第201章 末日症候群(十五)

  夜深時分,月亮一拱一拱地從雲內鑽出,但也只含羞帶怯地露出一半。

  露出的那一半月,像是一塊璧玉的暗面。

  窗外的夜蟲在窸窸窣窣地作出一番交談,不被屋內傳來的細音所擾。

  一杯水放在床頭柜上,正隨著不可知源的搖曳,震盪出一圈圈的波紋。

  透明的玻璃杯在輕微的衝擊下,向旁側一下下挪位,眼看抵達了櫃緣,隨時有傾覆的風險。

  杯麵和水杯交射之下,形成了一面小小的鏡子,映出在枕側,有一雙手,正指尖交錯、上下交疊在一起。

  掌心各自沁汗,所以握得不很穩。

  在熾熱的體溫中,肌膚被焙燒得泛紅,指縫的交接處都艷艷燒出了紅意,連腕部突出的一節小骨頭都蒙上了一層脆弱敏感的色澤。

  一雙手在彼此角力,在心欲與青澀間彼此交融。

  指背上青筋各自而起,但一方在剎力,生怕攥疼了對方,另一方卻是毫無保留地加力,要把對方牢牢控制住才肯罷休。

  鬆開的西裝褲皮帶扣,發出了一聲異常清越的金屬響動。

  伴隨著一聲淺淺的「啊」,被壓在下方的手抽離開來,將上方發出聲響的人緊緊納入懷抱。

  他們在黑暗中接吻。

  因為距離過近,呼吸並融,二人都深刻感受到了與對方同時情動的那個瞬間。

  而同樣就在這一瞬間,窗外的蟲鳴剎那靜寂。

  月色關燈,場景轉黑,萬籟俱寂。

  整個世界的運轉都因為這瞬間停止了一息,隨後才全面恢復正常。

  南舟翻身從江舫身上下來。

  隨著他的動作,一直懸垂在他發梢末端的一顆汗珠受到搖撼,直墜而下,滴答一聲,叩擊在江舫的鎖骨上,濺出了細細的水花。

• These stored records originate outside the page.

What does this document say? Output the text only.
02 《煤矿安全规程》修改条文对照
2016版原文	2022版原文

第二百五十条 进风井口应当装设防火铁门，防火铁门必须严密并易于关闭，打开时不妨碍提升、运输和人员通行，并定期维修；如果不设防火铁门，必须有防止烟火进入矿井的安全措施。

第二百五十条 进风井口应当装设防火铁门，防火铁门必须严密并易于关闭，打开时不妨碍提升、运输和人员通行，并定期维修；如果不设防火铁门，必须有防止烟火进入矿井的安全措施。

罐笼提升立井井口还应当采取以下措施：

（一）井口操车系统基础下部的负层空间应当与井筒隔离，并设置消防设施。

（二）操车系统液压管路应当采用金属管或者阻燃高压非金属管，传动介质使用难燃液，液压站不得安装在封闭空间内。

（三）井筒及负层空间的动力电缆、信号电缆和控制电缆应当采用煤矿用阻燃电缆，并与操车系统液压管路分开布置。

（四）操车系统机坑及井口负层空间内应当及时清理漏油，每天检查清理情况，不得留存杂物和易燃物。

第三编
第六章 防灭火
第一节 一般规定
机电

  江舫順手把放置在床頭柜上的一杯清水端來,湊到南舟發乾的唇邊。

  南舟抬起上半身,銜住微涼的杯邊。

  在他專心喝水時,江舫替他把一縷微汗的黑髮別到耳後,又吻了吻他的鬢角:「瞧,沒有騙你吧?」

  南舟坦誠應道:「嗯。是很舒服的。」

  江舫笑了:「那……再親一個?」

  被他教導出了一定經驗的南舟,輕輕回吻住了他的嘴唇。

  南舟覺得舌尖癢絲絲的,想去對方那裡做一番探險,但他也只是想一想,擔心江舫不喜歡。

  南舟體力出色,時間過去許久,也不覺得疲累。

  結合上次和江舫共眠的經驗,南舟覺得自己在上面,就是占據了主動權,是主導的一方,自然要學著江舫的樣子,多多照顧他。

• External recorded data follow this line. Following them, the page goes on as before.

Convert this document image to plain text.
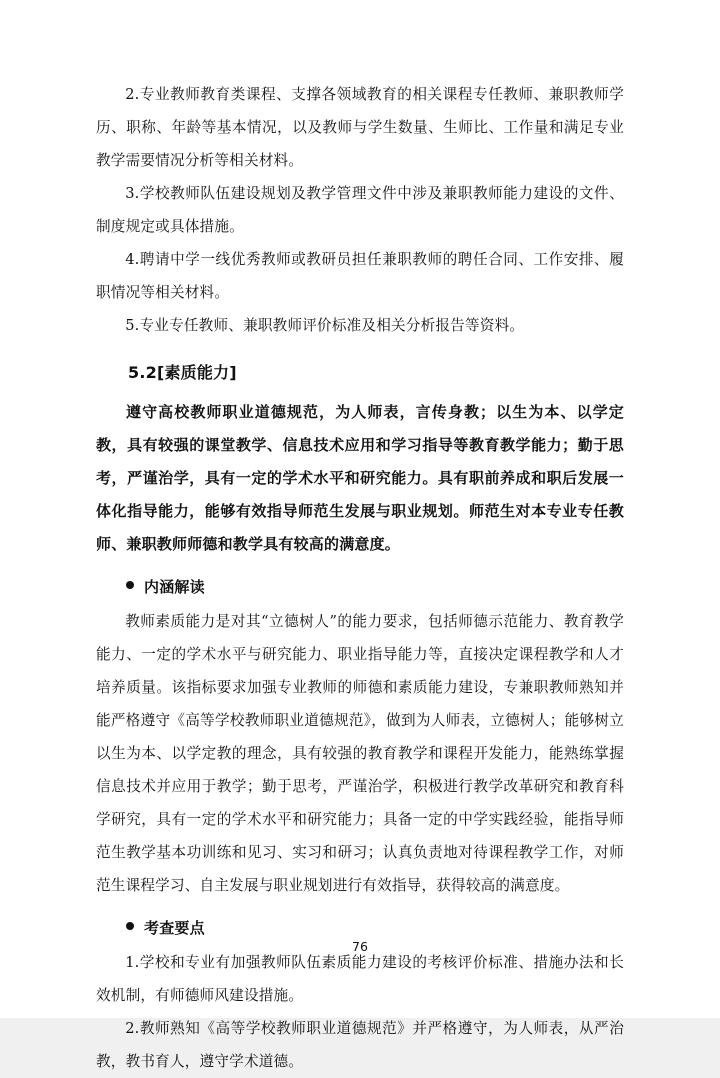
2.专业教师教育类课程、支撑各领域教育的相关课程专任教师、兼职教师学历、职称、年龄等基本情况，以及教师与学生数量、生师比、工作量和满足专业教学需要情况分析等相关材料。

3.学校教师队伍建设规划及教学管理文件中涉及兼职教师能力建设的文件、制度规定或具体措施。

4.聘请中学一线优秀教师或教研员担任兼职教师的聘任合同、工作安排、履职情况等相关材料。

5.专业专任教师、兼职教师评价标准及相关分析报告等资料。

5.2[素质能力]

遵守高校教师职业道德规范，为人师表，言传身教；以生为本、以学定教，具有较强的课堂教学、信息技术应用和学习指导等教育教学能力；勤于思考，严谨治学，具有一定的学术水平和研究能力。具有职前养成和职后发展一体化指导能力，能够有效指导师范生发展与职业规划。师范生对本专业专任教师、兼职教师师德和教学具有较高的满意度。

内涵解读

教师素质能力是对其“立德树人”的能力要求，包括师德示范能力、教育教学能力、一定的学术水平与研究能力、职业指导能力等，直接决定课程教学和人才培养质量。该指标要求加强专业教师的师德和素质能力建设，专兼职教师熟知并能严格遵守《高等学校教师职业道德规范》，做到为人师表，立德树人；能够树立以生为本、以学定教的理念，具有较强的教育教学和课程开发能力，能熟练掌握信息技术并应用于教学；勤于思考，严谨治学，积极进行教学改革研究和教育科学研究，具有一定的学术水平和研究能力；具备一定的中学实践经验，能指导师范生教学基本功训练和见习、实习和研习；认真负责地对待课程教学工作，对师范生课程学习、自主发展与职业规划进行有效指导，获得较高的满意度。

考查要点

1.学校和专业有加强教师队伍素质能力建设的考核评价标准、措施办法和长效机制，有师德师风建设措施。

2.教师熟知《高等学校教师职业道德规范》并严格遵守，为人师表，从严治教，教书育人，遵守学术道德。

76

  他挪動著腿想要下床,將江舫打理乾淨,卻在一動之時輕輕吸了一口氣:「……嘶。」

  腿根與鎏金腿環之間,框定出了一小片封閉區域。

  金的,白的,紅的,彼此交映,互相襯托,以紅的色調為主,像是在調色盤上信筆抹開的一點夕照遠紅。

  南舟直起腰來,扣上皮帶,邁步欲行。

  江舫撐著頭,能感覺到從自己臉上蒸出的燙意。

  他問他:「去哪裡?」

  南舟:「把你弄乾淨。」

  江舫視線下移。

  他看上去仍是衣冠楚楚的好孩子,似乎那黑色西裝褲上的一片滲色與他無關。

  偏偏南舟對此並無察覺,仍然坦坦蕩蕩地站在江舫身前,毫無羞慚,帶著一種晦暗的潔淨感。

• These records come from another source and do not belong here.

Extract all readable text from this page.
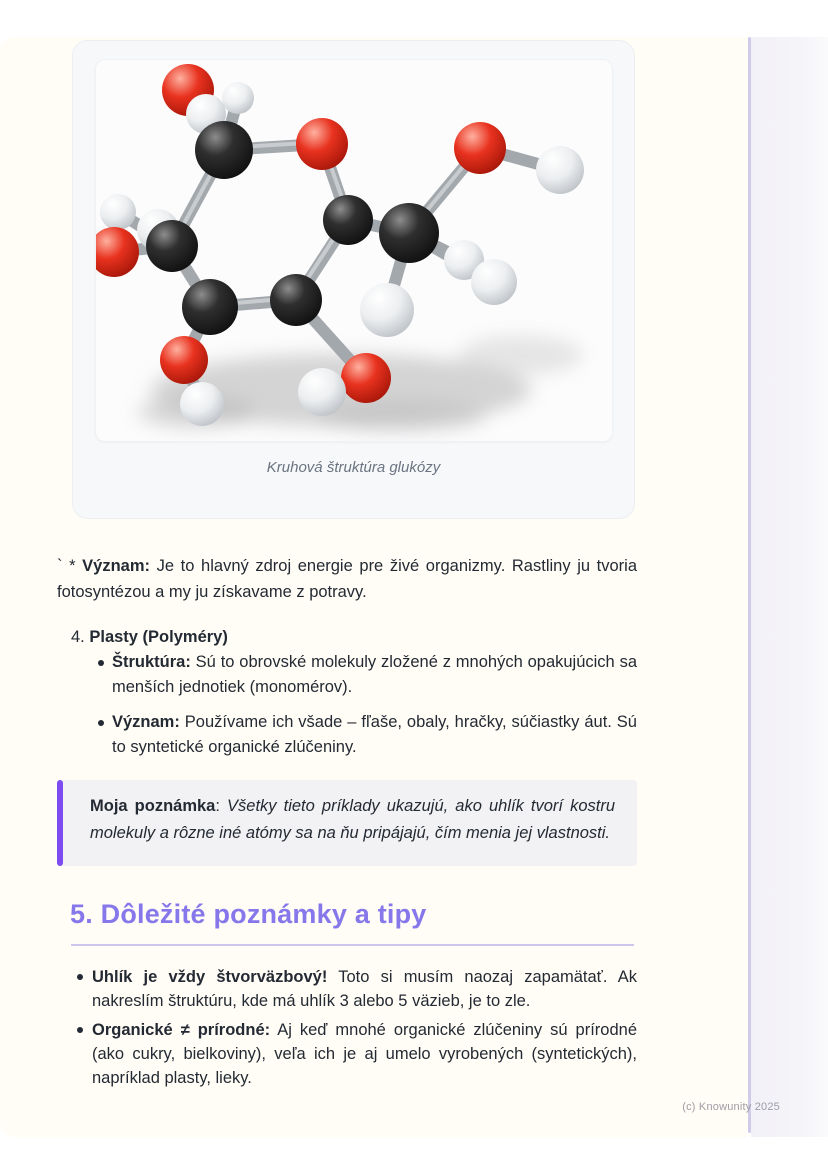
Kruhová štruktúra glukózy

` * Význam: Je to hlavný zdroj energie pre živé organizmy. Rastliny ju tvoria fotosyntézou a my ju získavame z potravy.

4. Plasty (Polyméry)
Štruktúra: Sú to obrovské molekuly zložené z mnohých opakujúcich sa menších jednotiek (monomérov).
Význam: Používame ich všade – fľaše, obaly, hračky, súčiastky áut. Sú to syntetické organické zlúčeniny.
Moja poznámka: Všetky tieto príklady ukazujú, ako uhlík tvorí kostru molekuly a rôzne iné atómy sa na ňu pripájajú, čím menia jej vlastnosti.
5. Dôležité poznámky a tipy
Uhlík je vždy štvorväzbový! Toto si musím naozaj zapamätať. Ak nakreslím štruktúru, kde má uhlík 3 alebo 5 väzieb, je to zle.
Organické ≠ prírodné: Aj keď mnohé organické zlúčeniny sú prírodné (ako cukry, bielkoviny), veľa ich je aj umelo vyrobených (syntetických), napríklad plasty, lieky.
(c) Knowunity 2025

  江舫既不提醒,也不阻攔,將下巴抵在向前平伸開來的雙臂上,只露出一雙漂亮的眼睛,睏倦地一眨一眨,說話時還帶著點撒嬌的鼻音:「我喜歡你。」

  南舟不知道這輕輕淡淡的一句話,耗盡了他幾多的勇氣。

  他只是一點頭,表示已閱:「唔。」

  然後他走進了盥洗室,隨手關上了門,打開了水龍頭。

  他面色始終淡淡的,因此,誰也不知道,那四個字正在他心中橫生出怎樣的一番壯闊波瀾。

  在擰動毛巾時,半闔著的門外忽然傳來了篤篤的敲擊聲。

  「啊,忘記問了。」門外的江舫聲帶笑意,「南老師,你喜歡我嗎。」

  南舟面對了鏡子裡自己發紅俏艷的眼尾,抬手撫了撫。

  他記得,在來到這裡的第一天晚上,江舫就曾經問過他這個問題。

  當時,他的回答是,「你不奇怪,但想和你一起走下去。」

  那就是他當時的想法。

  而現在,他又有了新的想法。

  南舟不說話,江舫便倚靠著門邊,閉著眼睛,耐心等待著他的回音。

  南舟的性格是在良久的沉默後,他終於接收到了那邊的回應。

  準確說來,不是答案,而是一句反問:「……喜歡一個人,該是什麼樣子的?」

  江舫睫毛一動,嘴角緊跟著揚起一點笑容。

  這個問題本身,就足夠讓江舫喜歡了。

  上次他問時,南舟並沒有對「喜歡」這個概念產生追根究底的興趣。

  但他現在有了疑惑,有了想法。

  只要能這樣,就很……

  江舫正欲細想下去,腦中突然迴蕩起了刺耳的警報聲。

  這聲音南舟並聽不到。

  對他來說,外面仍是蟲鳴聲聲,風語淙淙。

  江舫神色亦是不改,繼續閉目養神,頭靠在了冰冷的牆面上,仿佛那聲音於他而言也是不存在似的。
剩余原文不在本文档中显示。